Which of the following complexes exhibits the highest paramagnetic behaviour?
where, gly = glycine, en = ethylenediamine and bpy = bipyridyl moities)
(At. no. of $Ti = 22, V =23,Fe =26, Co = 27$)
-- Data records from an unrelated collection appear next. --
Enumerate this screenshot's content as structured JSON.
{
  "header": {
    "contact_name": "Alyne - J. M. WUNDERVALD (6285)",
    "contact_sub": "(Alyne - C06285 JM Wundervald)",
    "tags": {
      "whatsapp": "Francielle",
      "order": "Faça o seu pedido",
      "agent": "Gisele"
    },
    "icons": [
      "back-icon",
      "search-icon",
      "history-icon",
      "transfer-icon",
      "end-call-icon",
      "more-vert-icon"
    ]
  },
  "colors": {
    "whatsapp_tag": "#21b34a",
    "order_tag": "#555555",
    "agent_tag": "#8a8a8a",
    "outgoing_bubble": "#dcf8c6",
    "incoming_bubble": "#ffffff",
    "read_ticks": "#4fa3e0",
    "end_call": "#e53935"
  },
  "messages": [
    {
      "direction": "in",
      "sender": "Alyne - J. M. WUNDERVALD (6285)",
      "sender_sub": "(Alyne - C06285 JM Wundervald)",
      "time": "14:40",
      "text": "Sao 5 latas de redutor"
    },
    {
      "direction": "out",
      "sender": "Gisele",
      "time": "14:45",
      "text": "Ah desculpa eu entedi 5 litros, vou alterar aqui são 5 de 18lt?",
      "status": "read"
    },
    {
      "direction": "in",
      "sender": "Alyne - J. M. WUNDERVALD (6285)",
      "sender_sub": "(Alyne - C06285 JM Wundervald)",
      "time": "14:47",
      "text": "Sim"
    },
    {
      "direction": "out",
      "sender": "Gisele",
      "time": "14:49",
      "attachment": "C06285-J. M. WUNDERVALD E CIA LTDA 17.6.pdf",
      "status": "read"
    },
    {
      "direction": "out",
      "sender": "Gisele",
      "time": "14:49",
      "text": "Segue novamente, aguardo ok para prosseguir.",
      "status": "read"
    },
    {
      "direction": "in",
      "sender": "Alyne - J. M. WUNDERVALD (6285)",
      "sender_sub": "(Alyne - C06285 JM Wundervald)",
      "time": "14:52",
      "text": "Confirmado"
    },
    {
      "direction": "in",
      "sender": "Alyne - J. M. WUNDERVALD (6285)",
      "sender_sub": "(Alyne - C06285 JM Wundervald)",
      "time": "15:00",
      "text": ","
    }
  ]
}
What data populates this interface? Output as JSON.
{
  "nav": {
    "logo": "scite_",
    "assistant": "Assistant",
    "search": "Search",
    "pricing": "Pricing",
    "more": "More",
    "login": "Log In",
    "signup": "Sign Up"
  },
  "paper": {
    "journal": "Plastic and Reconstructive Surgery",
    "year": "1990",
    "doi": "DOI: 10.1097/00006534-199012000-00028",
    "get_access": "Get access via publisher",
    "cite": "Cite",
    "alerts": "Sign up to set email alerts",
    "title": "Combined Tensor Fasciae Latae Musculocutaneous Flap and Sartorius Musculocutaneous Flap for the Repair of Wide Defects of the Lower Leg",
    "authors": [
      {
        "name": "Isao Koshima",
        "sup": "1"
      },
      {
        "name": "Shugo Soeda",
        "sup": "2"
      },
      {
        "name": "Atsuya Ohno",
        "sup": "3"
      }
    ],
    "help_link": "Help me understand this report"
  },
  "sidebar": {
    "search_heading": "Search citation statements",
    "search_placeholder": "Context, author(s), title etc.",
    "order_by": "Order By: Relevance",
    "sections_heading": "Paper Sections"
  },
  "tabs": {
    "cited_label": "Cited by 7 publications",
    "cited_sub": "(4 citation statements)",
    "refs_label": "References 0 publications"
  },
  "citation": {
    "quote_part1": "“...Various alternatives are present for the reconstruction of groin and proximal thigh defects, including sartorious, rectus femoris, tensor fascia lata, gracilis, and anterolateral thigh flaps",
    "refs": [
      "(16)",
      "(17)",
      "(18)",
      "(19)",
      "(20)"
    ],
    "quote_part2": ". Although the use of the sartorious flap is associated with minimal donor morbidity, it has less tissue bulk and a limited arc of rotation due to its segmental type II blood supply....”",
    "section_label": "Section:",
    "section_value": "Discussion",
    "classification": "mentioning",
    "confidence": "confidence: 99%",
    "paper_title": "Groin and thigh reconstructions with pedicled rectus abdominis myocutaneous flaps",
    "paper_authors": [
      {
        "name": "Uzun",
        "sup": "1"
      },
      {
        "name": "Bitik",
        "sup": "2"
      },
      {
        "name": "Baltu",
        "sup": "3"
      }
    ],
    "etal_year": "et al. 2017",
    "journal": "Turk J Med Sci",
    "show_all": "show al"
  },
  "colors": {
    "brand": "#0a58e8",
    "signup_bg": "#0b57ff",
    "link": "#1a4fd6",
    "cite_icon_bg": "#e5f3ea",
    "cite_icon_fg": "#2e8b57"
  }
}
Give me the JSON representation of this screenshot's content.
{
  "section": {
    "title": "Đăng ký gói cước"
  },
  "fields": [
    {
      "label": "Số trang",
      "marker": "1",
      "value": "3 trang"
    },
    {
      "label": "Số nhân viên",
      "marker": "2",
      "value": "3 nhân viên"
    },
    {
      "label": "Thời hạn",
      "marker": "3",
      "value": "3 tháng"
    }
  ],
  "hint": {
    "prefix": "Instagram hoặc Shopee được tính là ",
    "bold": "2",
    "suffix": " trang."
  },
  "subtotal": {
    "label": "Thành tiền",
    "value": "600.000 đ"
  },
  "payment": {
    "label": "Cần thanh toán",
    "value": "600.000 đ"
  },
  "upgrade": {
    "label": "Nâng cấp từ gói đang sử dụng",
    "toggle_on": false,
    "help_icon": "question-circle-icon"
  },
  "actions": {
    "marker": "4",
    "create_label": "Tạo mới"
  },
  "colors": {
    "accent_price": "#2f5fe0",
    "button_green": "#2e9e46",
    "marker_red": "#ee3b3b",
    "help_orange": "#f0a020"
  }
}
• A. $[V(gly)_2(OH)_2(NH_3)_2]^+$
• B. $[Fe(en)(py)(NH_3)_2]^{2+}$
• C. $[Co(ox)_2(OH)_2]^-$
• D. $[Ti(NH_3)_6]^{3+}$

Answer 1

Answer: (C)

The electronic configuration of
$V (23)=[ Ar ] 4 s^{2}, 3 d^{3}$
Let in $\left[ V ( gly )_{2}( OH )_{2}\left( NH _{3}\right)_{2}\right]^{+}$oxidation state of $V$ is $x$.
$x+(-1) \times 2+(-1) 2+(0 \times 2)=+1 $
$x=+5 $
$ V ^{5+}=[ Ar ] 4 s^{0}, 3 d^{0}$ (no unpaired electrons)
The electronic configuration of
$ Fe (26)=[ Ar ] 4 s^{2}, 3 d^{6}$
Let the oxidation state of $Fe$ in
${\left[ Fe ( en )( ppy )\left( NH _{3}\right)_{2}\right]^{2+} \text { is } x} $
${[x+(0)+(0)+(0) \times 2]=+2}$
$x=+2 $
$Fe ^{2+}=[\text { Ar }] 3 d^{6} $ ($\because 4$ unpaired electron)
but, bpy, en and $NH _{3}$ all are strong field ligands, so pairing occurs and thus, $Fe ^{2+}$ contains no unpaired electron.
The electronic configuration of
$Co (27)=[ Ar ] 4 s^{2}, 3 d^{7}$
Oxidation state of $Co$ in $\left[ Co ( Ox )_{2}( OH )_{2}\right]^{-}$
$x+(-2) \times 2+(-1) \times 2 =-1 $
$x =+5$
$Co ^{5+}=[ Ar ], 3 d^{4} $ [4 unpaired electrons]
ox and $OH$ are weak field ligands.
The electronic configuration of
$Ti (22)=[ Ar ] 4 s^{2}, 3 d^{2}$
Oxidation state of $Ti$ in $\left( Ti \left( NH _{3}\right)_{6}\right]^{3+}$ is $3$ .
$Ti ^{3+}=[ Ar ] 3 d^{1} $ (one unpaired electron)
Hence, complex $\left[ Co ( Ox )_{2}( OH )_{2}\right]^{-}$has maximum number of unpaired electrons, thus show maximum paramagnetism.